Me and my clone

I remember the days when my kids thought Dave worked at "the apple store."
Kids are real cute that way. (Do not ask me why Hoyt has an apple in their logo).
For a few weeks, we have been wanting to take the kids to see where Dave works now, so on Tuesday last we packed them up and took them to the visitor's center at the Kennecott Copper Mine. 

I can only recollect being at the mine visitor center one time in my life.  I'm thinking I was about ten.  The interesting thing is that the face of the mine looks completely different, but the visitor center looks exactly the same (even though it is in a completely different location).  We got running short on time and I wish we had had more time to spend there because all the displays were very interesting and the kids really, really liked it.

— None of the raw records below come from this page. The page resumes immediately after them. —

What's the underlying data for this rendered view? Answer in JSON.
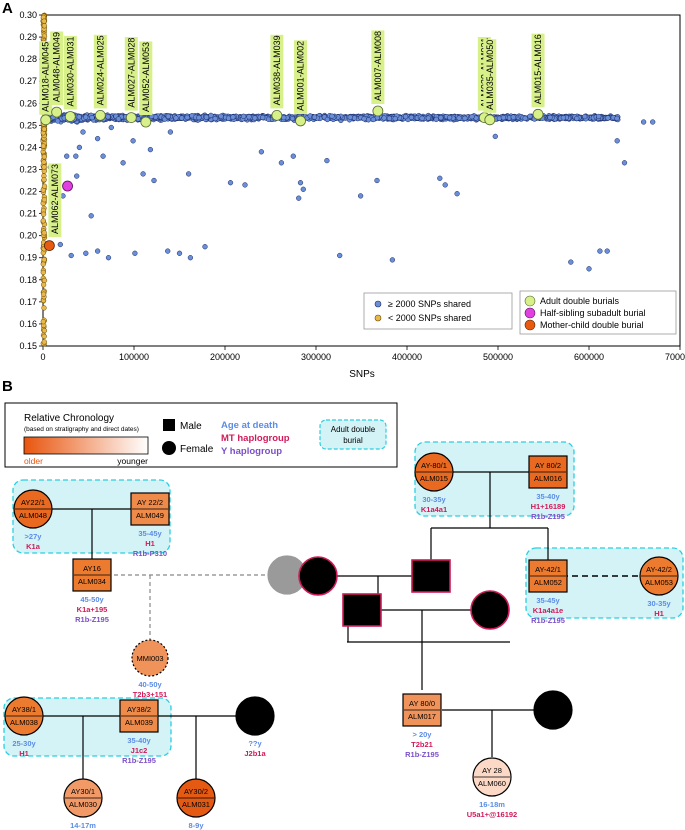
{
  "panel_a": {
    "label": "A",
    "chart_data": {
      "type": "scatter",
      "xlabel": "SNPs",
      "ylabel": "",
      "xlim": [
        0,
        700000
      ],
      "ylim": [
        0.15,
        0.3
      ],
      "x_ticks": [
        "0",
        "100000",
        "200000",
        "300000",
        "400000",
        "500000",
        "600000",
        "700000"
      ],
      "x_tick_values": [
        0,
        100000,
        200000,
        300000,
        400000,
        500000,
        600000,
        700000
      ],
      "y_ticks": [
        "0.15",
        "0.16",
        "0.17",
        "0.18",
        "0.19",
        "0.20",
        "0.21",
        "0.22",
        "0.23",
        "0.24",
        "0.25",
        "0.26",
        "0.27",
        "0.28",
        "0.29",
        "0.30"
      ],
      "y_tick_values": [
        0.15,
        0.16,
        0.17,
        0.18,
        0.19,
        0.2,
        0.21,
        0.22,
        0.23,
        0.24,
        0.25,
        0.26,
        0.27,
        0.28,
        0.29,
        0.3
      ],
      "legend_left": [
        {
          "label": "≥  2000 SNPs shared",
          "color": "#6a8fd8"
        },
        {
          "label": "< 2000 SNPs shared",
          "color": "#e8b84a"
        }
      ],
      "legend_right": [
        {
          "label": "Adult double burials",
          "color": "#d8f08a"
        },
        {
          "label": "Half-sibling subadult burial",
          "color": "#e040e0"
        },
        {
          "label": "Mother-child double burial",
          "color": "#e85a10"
        }
      ],
      "highlights": [
        {
          "label": "ALM018-ALM045",
          "x": 3000,
          "y": 0.2525,
          "kind": "adult"
        },
        {
          "label": "ALM048-ALM049",
          "x": 15000,
          "y": 0.256,
          "kind": "adult"
        },
        {
          "label": "ALM030-ALM031",
          "x": 30000,
          "y": 0.254,
          "kind": "adult"
        },
        {
          "label": "ALM024-ALM025",
          "x": 63000,
          "y": 0.2545,
          "kind": "adult"
        },
        {
          "label": "ALM027-ALM028",
          "x": 97000,
          "y": 0.2535,
          "kind": "adult"
        },
        {
          "label": "ALM052-ALM053",
          "x": 113000,
          "y": 0.2515,
          "kind": "adult"
        },
        {
          "label": "ALM038-ALM039",
          "x": 257000,
          "y": 0.2545,
          "kind": "adult"
        },
        {
          "label": "ALM001-ALM002",
          "x": 283000,
          "y": 0.252,
          "kind": "adult"
        },
        {
          "label": "ALM007-ALM008",
          "x": 368000,
          "y": 0.2565,
          "kind": "adult"
        },
        {
          "label": "ALM020-ALM021",
          "x": 485000,
          "y": 0.2535,
          "kind": "adult"
        },
        {
          "label": "ALM035-ALM050",
          "x": 491000,
          "y": 0.2525,
          "kind": "adult"
        },
        {
          "label": "ALM015-ALM016",
          "x": 544000,
          "y": 0.255,
          "kind": "adult"
        },
        {
          "label": "ALM062-ALM073",
          "x": 27000,
          "y": 0.2225,
          "kind": "halfsib"
        },
        {
          "label": "",
          "x": 7000,
          "y": 0.1955,
          "kind": "motherchild"
        }
      ]
    }
  },
  "panel_b": {
    "label": "B",
    "legend": {
      "chronology_title": "Relative Chronology",
      "chronology_sub": "(based on stratigraphy and direct dates)",
      "older": "older",
      "younger": "younger",
      "male": "Male",
      "female": "Female",
      "age": "Age at death",
      "mt": "MT haplogroup",
      "y": "Y haplogroup",
      "burial": "Adult double burial"
    },
    "colors": {
      "age": "#5b8ce6",
      "mt": "#d11a5a",
      "y": "#7a4fc8",
      "burial_bg": "#d4f3f7",
      "burial_border": "#29cfe0"
    },
    "people": {
      "alm048": {
        "code": "AY22/1",
        "id": "ALM048",
        "age": ">27y",
        "mt": "K1a",
        "y": ""
      },
      "alm049": {
        "code": "AY 22/2",
        "id": "ALM049",
        "age": "35-45y",
        "mt": "H1",
        "y": "R1b-P310"
      },
      "alm034": {
        "code": "AY16",
        "id": "ALM034",
        "age": "45-50y",
        "mt": "K1a+195",
        "y": "R1b-Z195"
      },
      "mmi003": {
        "code": "",
        "id": "MMI003",
        "age": "40-50y",
        "mt": "T2b3+151",
        "y": ""
      },
      "alm038": {
        "code": "AY38/1",
        "id": "ALM038",
        "age": "25-30y",
        "mt": "H1",
        "y": ""
      },
      "alm039": {
        "code": "AY38/2",
        "id": "ALM039",
        "age": "35-40y",
        "mt": "J1c2",
        "y": "R1b-Z195"
      },
      "unk_f": {
        "code": "",
        "id": "",
        "age": "??y",
        "mt": "J2b1a",
        "y": ""
      },
      "alm030": {
        "code": "AY30/1",
        "id": "ALM030",
        "age": "14-17m",
        "mt": "H1",
        "y": ""
      },
      "alm031": {
        "code": "AY30/2",
        "id": "ALM031",
        "age": "8-9y",
        "mt": "J2b1a",
        "y": ""
      },
      "alm015": {
        "code": "AY-80/1",
        "id": "ALM015",
        "age": "30-35y",
        "mt": "K1a4a1",
        "y": ""
      },
      "alm016": {
        "code": "AY 80/2",
        "id": "ALM016",
        "age": "35-40y",
        "mt": "H1+16189",
        "y": "R1b-Z195"
      },
      "alm052": {
        "code": "AY-42/1",
        "id": "ALM052",
        "age": "35-45y",
        "mt": "K1a4a1e",
        "y": "R1b-Z195"
      },
      "alm053": {
        "code": "AY-42/2",
        "id": "ALM053",
        "age": "30-35y",
        "mt": "H1",
        "y": ""
      },
      "alm017": {
        "code": "AY 80/0",
        "id": "ALM017",
        "age": "> 20y",
        "mt": "T2b21",
        "y": "R1b-Z195"
      },
      "alm060": {
        "code": "AY 28",
        "id": "ALM060",
        "age": "16-18m",
        "mt": "U5a1+@16192",
        "y": ""
      }
    }
  }
}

Outside the visitor's center, you can go to the edge of the parking lot and take in the expansive view of the mine.  It. is. awesome.  They had done some blasting earlier in the day, so the air was filled with dust and particles.  How cool is that?  And we got to watch the huge haul trucks bring rubble back from the blast site.
And the one especially cool part:  If you go to the edge and look down down down over the side, you can see Dave's office window.  Well, we beckoned the children to come to the edge and look down down down over the side and "see where daddy works."  Kammi never thought twice about it.  She followed us willingly and without fear.  Zach, however, did not. 

Zach is like a little clone of me.  He's go his dad's nose and knees, but everything else, especially his personality and his irrational fears and anxiety, that's all me baby.

That is how I knew that Zach did not shy away from the edge because he was uninterested in the view or because he is afraid of heights.  He is not afraid of heights; he is afraid of the edge.  (Insert ominous music)

And it's not just the physical edge.  His reluctance to go to the edge of that cliff and look over it is a personality trait that carries through to all the other aspects of his life.  If he sees danger, senses danger, he stays back away from it (unlike Kammi and her dad who never met a rule they didn't immediately want to break).  He observes until he has enough information to make a good decision about it.  Yes, he did finally go to the edge and enjoy the views, which can actually make you a little dizzy, and he fully experienced all the mine had to offer us.  But I was ever so proud of him for being wary.

My whole life I've kind of thought of this reluctance to go to the edge as something that hindered me from
1-being normal
2-having fun
4-enjoying life.
I've always felt that I have too many inhibitions about things that just don't matter.  That's no way to live.

But seeing it in Zach, and being grateful for his abhorance of breaking rules, and hoping that this stubborn unwillingness to approach what is dangerous will keep him safe in his teen years and beyond, I'm kind of thinking it can be a good trait too.